All the ingredients are there – a fascinating tale of a boy-King crowned in the midst of the last World War, forced to flee his country and live in exile, only to triumphantly return after the collapse of the Soviet Union to claim a democratically elected leadership position decades after he first held office.

Unfortunately, the above summary, spelled out in the film’s first minutes, is highlight of the entirety of the film. Sure, we get a relatively tame interview with the subject, and we’re told of the eventual downfall of his government (something about not living up to expectations of “hope and change” resonates with today’s audience). Yet, throughout this is a pretty dull and dreary presentation, one that never lives up to the promise of its underlying narrative.

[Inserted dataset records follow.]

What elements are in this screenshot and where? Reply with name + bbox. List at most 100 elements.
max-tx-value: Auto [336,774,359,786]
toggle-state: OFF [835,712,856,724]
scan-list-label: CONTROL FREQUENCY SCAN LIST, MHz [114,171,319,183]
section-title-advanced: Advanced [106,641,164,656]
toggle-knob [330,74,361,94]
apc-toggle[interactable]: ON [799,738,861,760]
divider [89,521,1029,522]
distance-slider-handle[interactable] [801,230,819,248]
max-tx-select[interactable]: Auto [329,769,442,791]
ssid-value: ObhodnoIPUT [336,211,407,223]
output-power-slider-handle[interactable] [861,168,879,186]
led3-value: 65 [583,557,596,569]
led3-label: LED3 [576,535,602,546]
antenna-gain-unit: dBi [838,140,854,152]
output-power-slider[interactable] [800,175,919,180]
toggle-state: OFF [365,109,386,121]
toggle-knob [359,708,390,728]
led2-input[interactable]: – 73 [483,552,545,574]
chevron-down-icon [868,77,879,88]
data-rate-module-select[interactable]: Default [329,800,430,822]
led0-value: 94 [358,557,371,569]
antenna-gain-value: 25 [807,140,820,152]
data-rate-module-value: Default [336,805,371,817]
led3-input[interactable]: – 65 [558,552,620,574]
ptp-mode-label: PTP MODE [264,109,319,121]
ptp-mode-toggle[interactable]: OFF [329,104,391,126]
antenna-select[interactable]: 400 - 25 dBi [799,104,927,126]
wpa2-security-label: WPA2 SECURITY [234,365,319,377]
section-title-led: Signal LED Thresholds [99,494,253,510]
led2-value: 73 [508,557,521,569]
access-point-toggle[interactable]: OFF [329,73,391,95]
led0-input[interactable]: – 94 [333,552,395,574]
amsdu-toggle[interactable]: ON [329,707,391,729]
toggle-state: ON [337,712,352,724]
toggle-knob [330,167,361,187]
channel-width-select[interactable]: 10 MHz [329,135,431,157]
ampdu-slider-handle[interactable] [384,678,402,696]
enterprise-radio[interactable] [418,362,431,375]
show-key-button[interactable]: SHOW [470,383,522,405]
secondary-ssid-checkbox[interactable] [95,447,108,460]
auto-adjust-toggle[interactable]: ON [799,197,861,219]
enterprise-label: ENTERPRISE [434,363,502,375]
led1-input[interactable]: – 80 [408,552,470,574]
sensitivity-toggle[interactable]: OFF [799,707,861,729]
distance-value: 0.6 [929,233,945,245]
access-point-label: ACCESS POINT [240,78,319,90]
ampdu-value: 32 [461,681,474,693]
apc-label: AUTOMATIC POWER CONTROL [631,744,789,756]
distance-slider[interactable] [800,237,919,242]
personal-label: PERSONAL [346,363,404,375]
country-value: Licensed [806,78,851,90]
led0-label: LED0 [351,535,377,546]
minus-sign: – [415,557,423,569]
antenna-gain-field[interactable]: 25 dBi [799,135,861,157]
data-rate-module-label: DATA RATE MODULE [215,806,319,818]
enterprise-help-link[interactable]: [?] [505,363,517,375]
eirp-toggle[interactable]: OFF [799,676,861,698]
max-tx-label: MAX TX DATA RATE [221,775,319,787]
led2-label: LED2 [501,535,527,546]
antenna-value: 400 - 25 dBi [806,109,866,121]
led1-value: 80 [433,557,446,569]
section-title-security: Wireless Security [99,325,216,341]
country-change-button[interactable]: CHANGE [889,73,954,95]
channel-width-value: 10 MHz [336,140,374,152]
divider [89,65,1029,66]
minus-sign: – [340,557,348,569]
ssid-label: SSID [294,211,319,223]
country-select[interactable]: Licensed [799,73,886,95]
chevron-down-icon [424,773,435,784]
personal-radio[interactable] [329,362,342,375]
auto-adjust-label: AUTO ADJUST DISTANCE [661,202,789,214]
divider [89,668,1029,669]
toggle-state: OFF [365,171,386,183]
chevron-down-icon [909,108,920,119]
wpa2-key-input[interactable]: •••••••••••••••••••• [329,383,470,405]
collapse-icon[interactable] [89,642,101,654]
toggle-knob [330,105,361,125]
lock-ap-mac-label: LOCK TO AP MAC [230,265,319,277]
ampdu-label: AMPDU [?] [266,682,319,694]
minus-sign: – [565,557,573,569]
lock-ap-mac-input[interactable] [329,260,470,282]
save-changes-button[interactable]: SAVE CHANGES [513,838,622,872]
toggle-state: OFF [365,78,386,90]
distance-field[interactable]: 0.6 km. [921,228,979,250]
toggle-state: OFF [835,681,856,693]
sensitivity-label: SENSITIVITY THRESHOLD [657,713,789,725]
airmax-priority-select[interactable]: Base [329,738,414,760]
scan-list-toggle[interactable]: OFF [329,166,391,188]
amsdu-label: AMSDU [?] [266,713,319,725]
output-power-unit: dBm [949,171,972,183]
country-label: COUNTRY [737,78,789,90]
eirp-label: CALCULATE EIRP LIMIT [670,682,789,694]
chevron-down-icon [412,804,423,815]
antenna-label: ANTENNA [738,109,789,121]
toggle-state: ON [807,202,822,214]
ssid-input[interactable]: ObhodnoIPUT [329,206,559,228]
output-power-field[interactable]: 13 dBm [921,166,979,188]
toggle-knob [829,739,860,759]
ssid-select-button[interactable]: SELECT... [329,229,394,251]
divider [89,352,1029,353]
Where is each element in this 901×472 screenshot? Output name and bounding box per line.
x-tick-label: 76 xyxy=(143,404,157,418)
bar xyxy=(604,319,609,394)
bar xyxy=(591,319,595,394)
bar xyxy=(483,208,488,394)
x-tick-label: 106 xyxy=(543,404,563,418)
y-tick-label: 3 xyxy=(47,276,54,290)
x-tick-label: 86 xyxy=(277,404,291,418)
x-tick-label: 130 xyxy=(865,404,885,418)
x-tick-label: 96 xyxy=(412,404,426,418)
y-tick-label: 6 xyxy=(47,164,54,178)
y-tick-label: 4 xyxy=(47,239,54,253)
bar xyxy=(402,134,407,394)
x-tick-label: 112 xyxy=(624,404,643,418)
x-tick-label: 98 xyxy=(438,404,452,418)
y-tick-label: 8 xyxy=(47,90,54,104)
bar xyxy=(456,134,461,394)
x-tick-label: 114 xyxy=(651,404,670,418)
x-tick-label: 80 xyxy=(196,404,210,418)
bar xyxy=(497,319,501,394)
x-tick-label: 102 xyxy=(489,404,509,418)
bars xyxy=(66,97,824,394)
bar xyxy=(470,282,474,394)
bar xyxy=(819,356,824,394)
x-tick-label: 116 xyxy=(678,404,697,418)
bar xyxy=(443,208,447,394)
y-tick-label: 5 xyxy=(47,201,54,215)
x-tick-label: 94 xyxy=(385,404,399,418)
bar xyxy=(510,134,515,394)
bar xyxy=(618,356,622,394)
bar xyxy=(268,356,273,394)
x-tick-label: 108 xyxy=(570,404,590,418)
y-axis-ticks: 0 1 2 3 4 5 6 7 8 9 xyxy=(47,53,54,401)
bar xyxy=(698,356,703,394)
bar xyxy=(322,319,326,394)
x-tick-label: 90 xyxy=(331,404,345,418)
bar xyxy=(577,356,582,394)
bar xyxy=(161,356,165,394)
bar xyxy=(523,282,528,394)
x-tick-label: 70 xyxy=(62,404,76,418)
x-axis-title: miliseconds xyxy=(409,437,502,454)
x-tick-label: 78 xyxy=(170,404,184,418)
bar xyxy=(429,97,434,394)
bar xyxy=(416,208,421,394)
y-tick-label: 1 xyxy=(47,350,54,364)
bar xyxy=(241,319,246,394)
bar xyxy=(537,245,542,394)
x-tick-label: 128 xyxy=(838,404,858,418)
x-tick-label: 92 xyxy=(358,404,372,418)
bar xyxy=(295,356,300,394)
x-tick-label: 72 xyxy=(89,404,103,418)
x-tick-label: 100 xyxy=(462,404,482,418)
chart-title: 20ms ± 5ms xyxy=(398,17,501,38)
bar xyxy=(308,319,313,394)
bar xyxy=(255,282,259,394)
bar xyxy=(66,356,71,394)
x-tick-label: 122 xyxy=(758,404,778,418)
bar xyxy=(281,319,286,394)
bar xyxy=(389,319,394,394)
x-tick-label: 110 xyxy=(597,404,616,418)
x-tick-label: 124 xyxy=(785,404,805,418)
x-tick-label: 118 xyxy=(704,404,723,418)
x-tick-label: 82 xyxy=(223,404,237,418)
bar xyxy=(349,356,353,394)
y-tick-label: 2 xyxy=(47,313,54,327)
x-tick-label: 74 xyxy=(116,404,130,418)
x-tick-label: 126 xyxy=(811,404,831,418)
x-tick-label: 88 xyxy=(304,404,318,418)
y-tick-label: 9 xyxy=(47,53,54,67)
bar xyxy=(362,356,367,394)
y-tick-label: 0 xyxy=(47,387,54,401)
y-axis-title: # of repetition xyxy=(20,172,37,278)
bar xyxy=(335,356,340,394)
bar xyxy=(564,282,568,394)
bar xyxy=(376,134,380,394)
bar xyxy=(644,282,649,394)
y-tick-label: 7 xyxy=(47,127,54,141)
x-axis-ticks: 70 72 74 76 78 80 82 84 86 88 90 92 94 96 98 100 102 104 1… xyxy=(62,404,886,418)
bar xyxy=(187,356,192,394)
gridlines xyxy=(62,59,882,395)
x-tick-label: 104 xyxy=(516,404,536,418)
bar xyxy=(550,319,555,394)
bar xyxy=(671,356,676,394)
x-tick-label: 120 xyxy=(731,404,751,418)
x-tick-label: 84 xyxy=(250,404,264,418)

Some egregious moments really bring the mood down. There’s scenes of people singing, literally, the praises of the one-time king by some of his Bulgarian subjects/electorate. All have terrible voices, some perform in a fashion that comes across as camp. One quite striking scene was with around a moribund table as the vestiges of the Bulgarian communist movement gather for a general council, complete with note taking and bickering that no doubt has accompanied the meetings for decades.

The whole thing is a bit shambolic, yet underneath I think there’s a really interesting story and some quirky characters that deserve illumination. Told with wit and humour by the likes of Herzog or Morris, this could have been exceptional. Instead, we’re left with a tedious exercise in first-person documentary form, a film that feels very much longer than its actual running time would have you believe.